Straight
Talk
Do
Our Dreams Change?
Nadia
Kabir Barb
A
conversation at a party set me on a chain of thought along
the lines of how many times in our lives we have said, "I
wish I had done …." Or "God, I wish I had
never done…" In fact this is a question that really
doesn't even require an answer as I am more than aware that
most people spend a great part of their lives regretting not
having done a multitude of things or lamenting countless things
they had done. A guest at the party was telling us how he
had decided to follow his heart by quitting his job as a consultant
and completing a course in film making something he had always
wanted to do. Currently he had just finished his first short
film. "It's funny how you sometimes end up with a job
that doesn't give you any mental satisfaction and forget all
the dreams and aspirations you started off with". As
we grow up, we don't necessarily get to plan how our lives
are going to turn out to be. Even when we start off with preconceived
ideas of how we intend to achieve certain things by the time
we are thirty, forty, fifty etc. it doesn't always turn out
that way.
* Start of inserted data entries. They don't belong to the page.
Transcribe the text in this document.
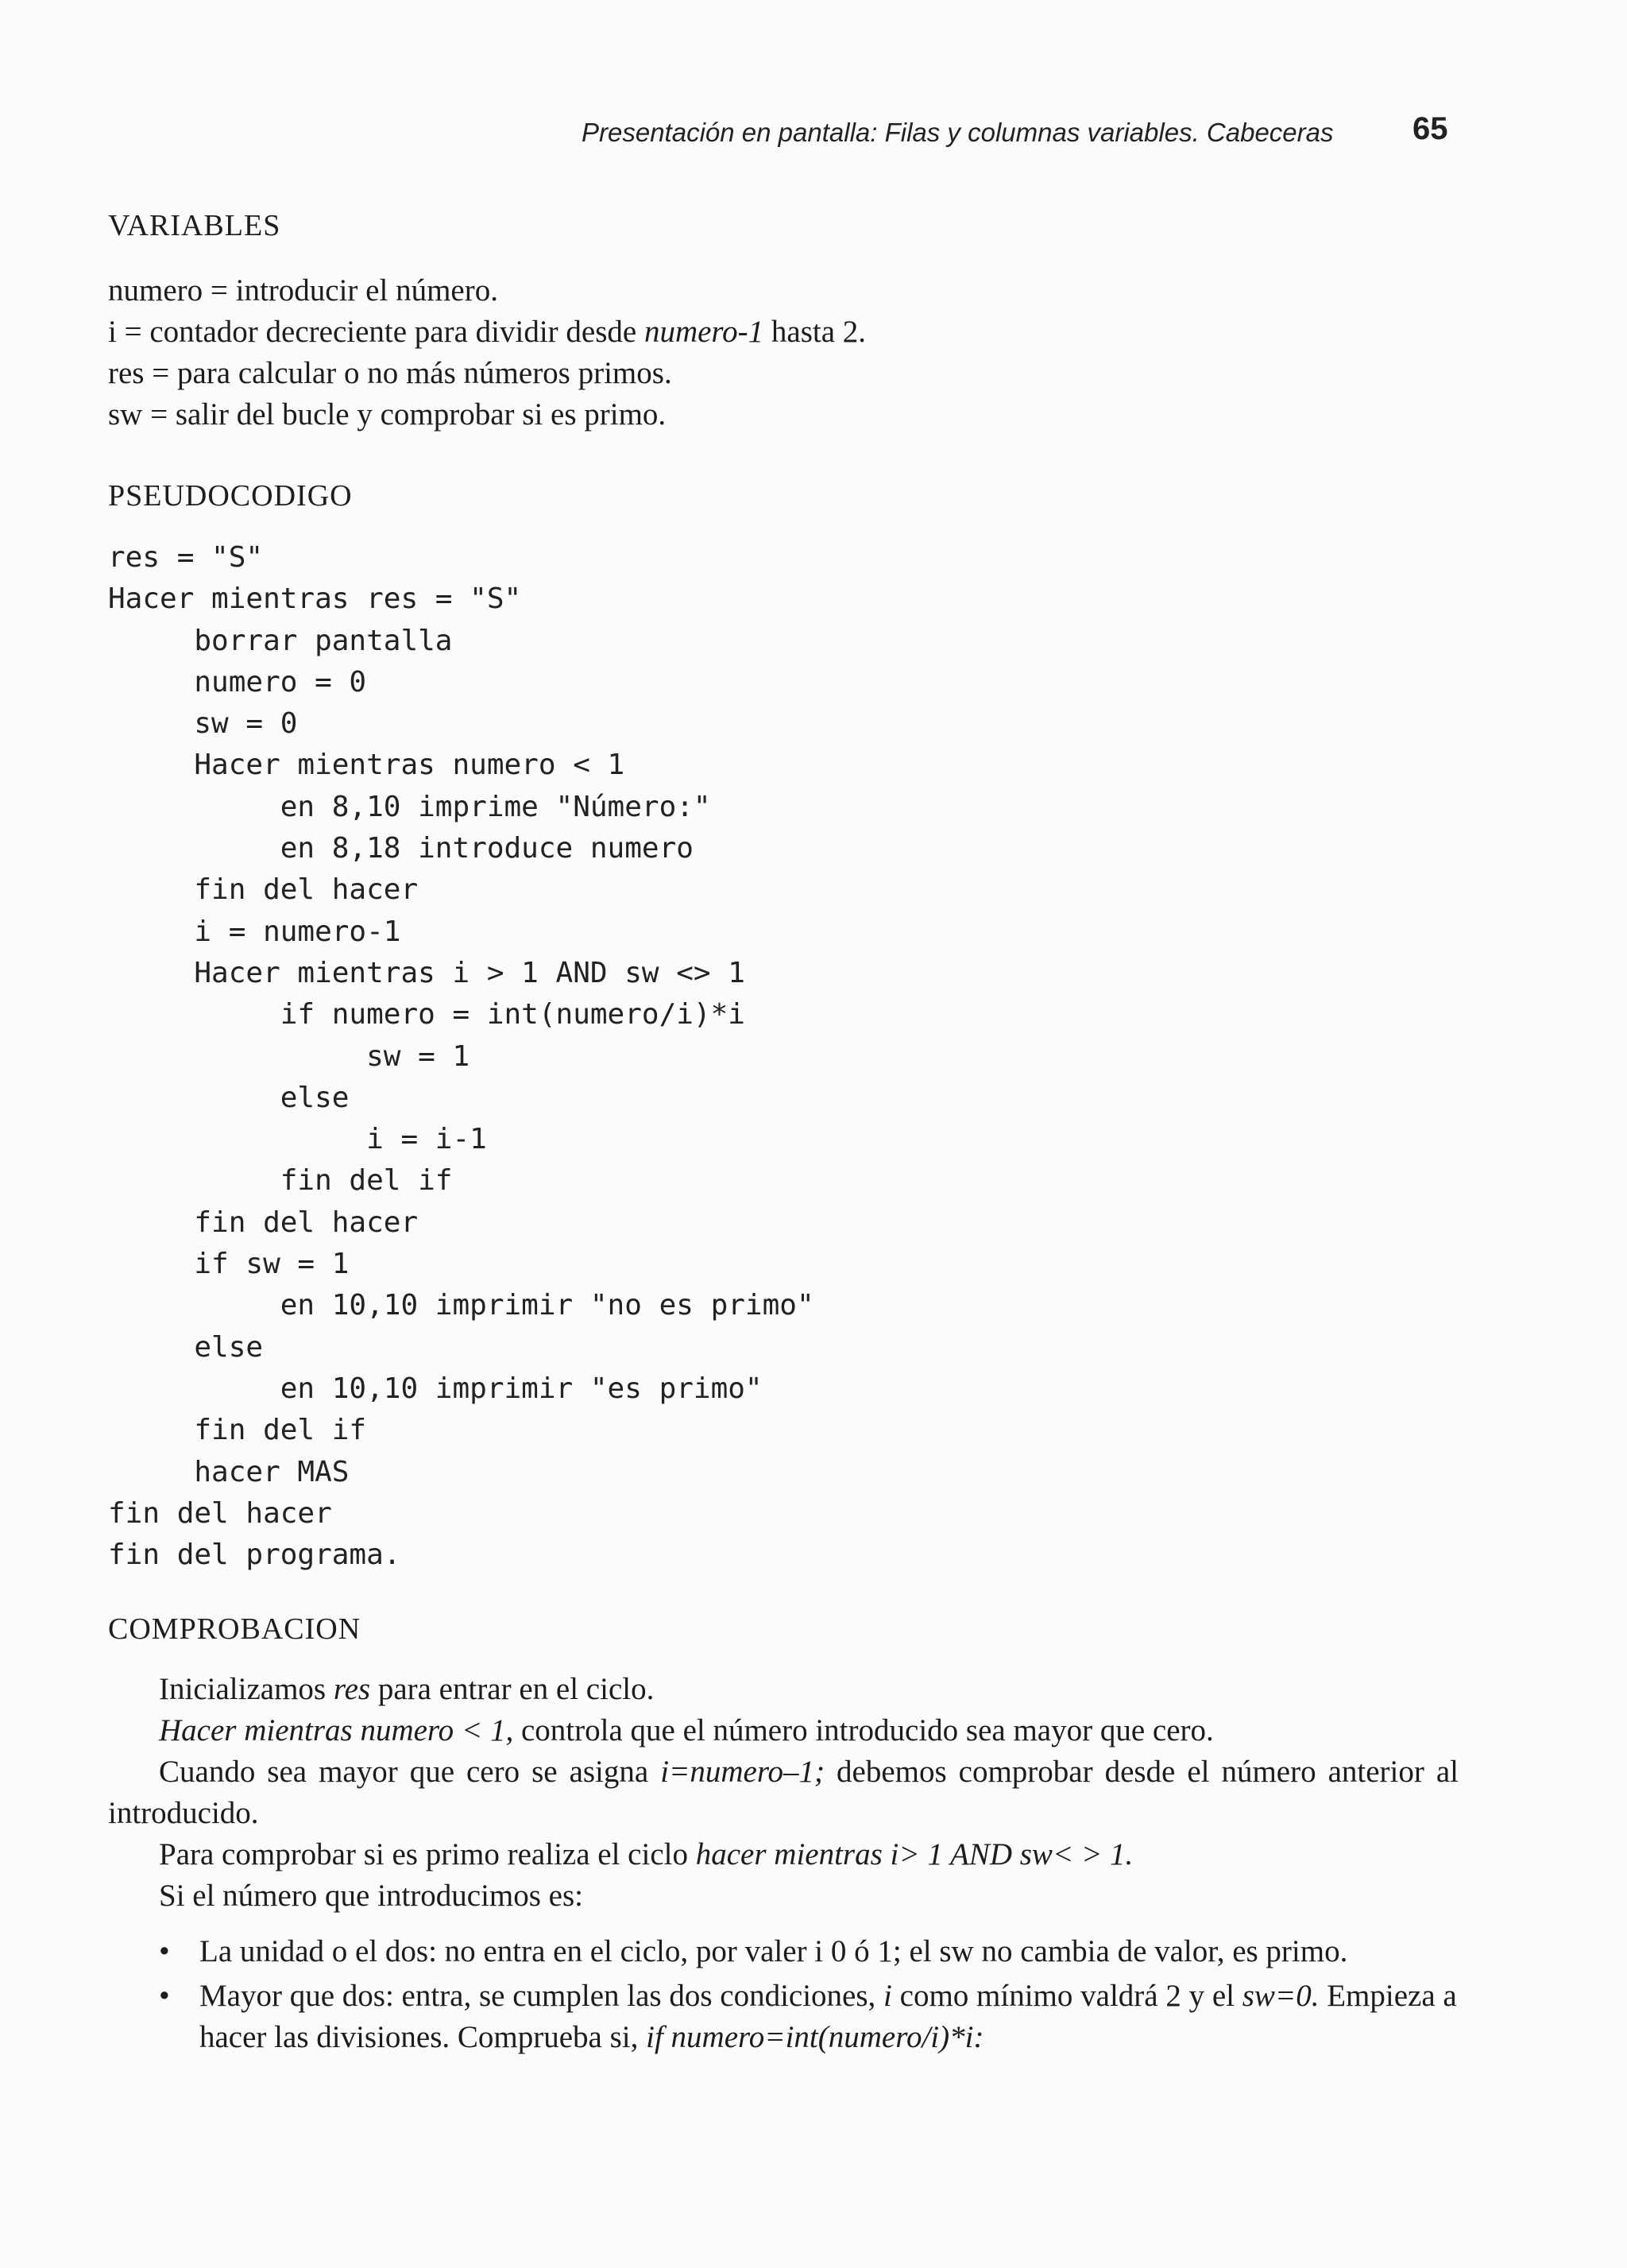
Presentación en pantalla: Filas y columnas variables. Cabeceras 65
VARIABLES
numero = introducir el número.
i = contador decreciente para dividir desde numero-1 hasta 2.
res = para calcular o no más números primos.
sw = salir del bucle y comprobar si es primo.
PSEUDOCODIGO
res = "S"
Hacer mientras res = "S"
borrar pantalla
numero = 0
sw = 0
Hacer mientras numero < 1
en 8,10 imprime "Número:"
en 8,18 introduce numero
fin del hacer
i = numero-1
Hacer mientras i > 1 AND sw <> 1
if numero = int(numero/i)*i
sw = 1
else
i = i-1
fin del if
fin del hacer
if sw = 1
en 10,10 imprimir "no es primo"
else
en 10,10 imprimir "es primo"
fin del if
hacer MAS
fin del hacer
fin del programa.
COMPROBACION
Inicializamos res para entrar en el ciclo.
Hacer mientras numero < 1, controla que el número introducido sea mayor que cero.
Cuando sea mayor que cero se asigna i=numero–1; debemos comprobar desde el número anterior al introducido.
Para comprobar si es primo realiza el ciclo hacer mientras i> 1 AND sw< > 1.
Si el número que introducimos es:
• La unidad o el dos: no entra en el ciclo, por valer i 0 ó 1; el sw no cambia de valor, es primo.
• Mayor que dos: entra, se cumplen las dos condiciones, i como mínimo valdrá 2 y el sw=0. Empieza a hacer las divisiones. Comprueba si, if numero=int(numero/i)*i:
We tend to grasp the opportunities confronting us
believing them to be the best choices at the time and react
to situations as and when they happen and let our heads dictate
to us the decisions we take and in the process bury many of
the dreams we weave when we are children.
As
a child we have the most spectacular and even at the best
of times rather impractical ideas of all the glorious things
we want to do when we grow up but by the time we get to College
or University those aspirations change. For whatever reason,
be it family expectations or pressure, the desire to establish
ourselves financially or the unfeasibility of our initial
ideas we let go of those childish dreams. If I think about
it I have met a banker who given a choice would love to have
been a musician, another one who said she had a background
in fashion and had taken a job in the banking industry but
subsequently had never made the actual effort to get into
the fashion industry. I know a businessman who would love
to be an archaeologist, a lawyer who has a penchant for cooking
and would have made a superb chef, I could go on. It always
amuses me when I hear my son tell me how he wants to be a
toy maker, restaurateur, sports car designer, actor etc. when
he grows up, the form of employment changing regularly but
usually based on what activity he might be involved in at
the time. Behold the exuberance and naivety of children and
long may it last. But sadly life and reality take its toll
and gradually most of us settle into routines and lifestyles
that make it impossible for us to drag ourselves out of the
quagmire of apathy and actually do something that genuinely
makes us happy or is fulfilling.
Then
again not everyone has the luxury of being able to pursue
the career of their dreams but the funny thing is we seem
to extend this inability to follow our hearts into every sphere
of our lives including the little things. Once again we never
do half the things we want to. The reasoning behind our reluctance
can be due to the lack of time, lack of funds, and concern
of what other people might say or just general ennui. Come
on if you had a chance to do three things in your life that
you always regretted not doing, what would they be? I can
come up with at least half a dozen if not more! Some people
regret not having learnt to sing, never stood on top of a
mountain and shouted at the top of their lungs, never slept
under the stars, never done something that was truly selfless
or told someone they care for that they love them. Let me
bare my soul and tell you that I have always wanted to go
sky diving or parachuting but have never looked into it properly
or followed through with this particularly bizarre ambition.
My husband usually gives me a look of horror every time I
mention it, "Why on earth would you want to throw yourself
out of a plane especially when you are afraid of heights?"
Well I don't know but I guess as a child (and as an adult)
I have always wanted to know what it would be like to fly
and this seems like the next best thing! He on the other hand
decided a few years ago that he wanted to learn to rollerblade
so he bought himself a pair and went off to Hyde Park for
a few weeks. Maybe what we need to do is to dredge up the
inner child that exists stifled inside us and start doing
some of things that we secretly hanker for but never get around
to doing. You can do that can't you?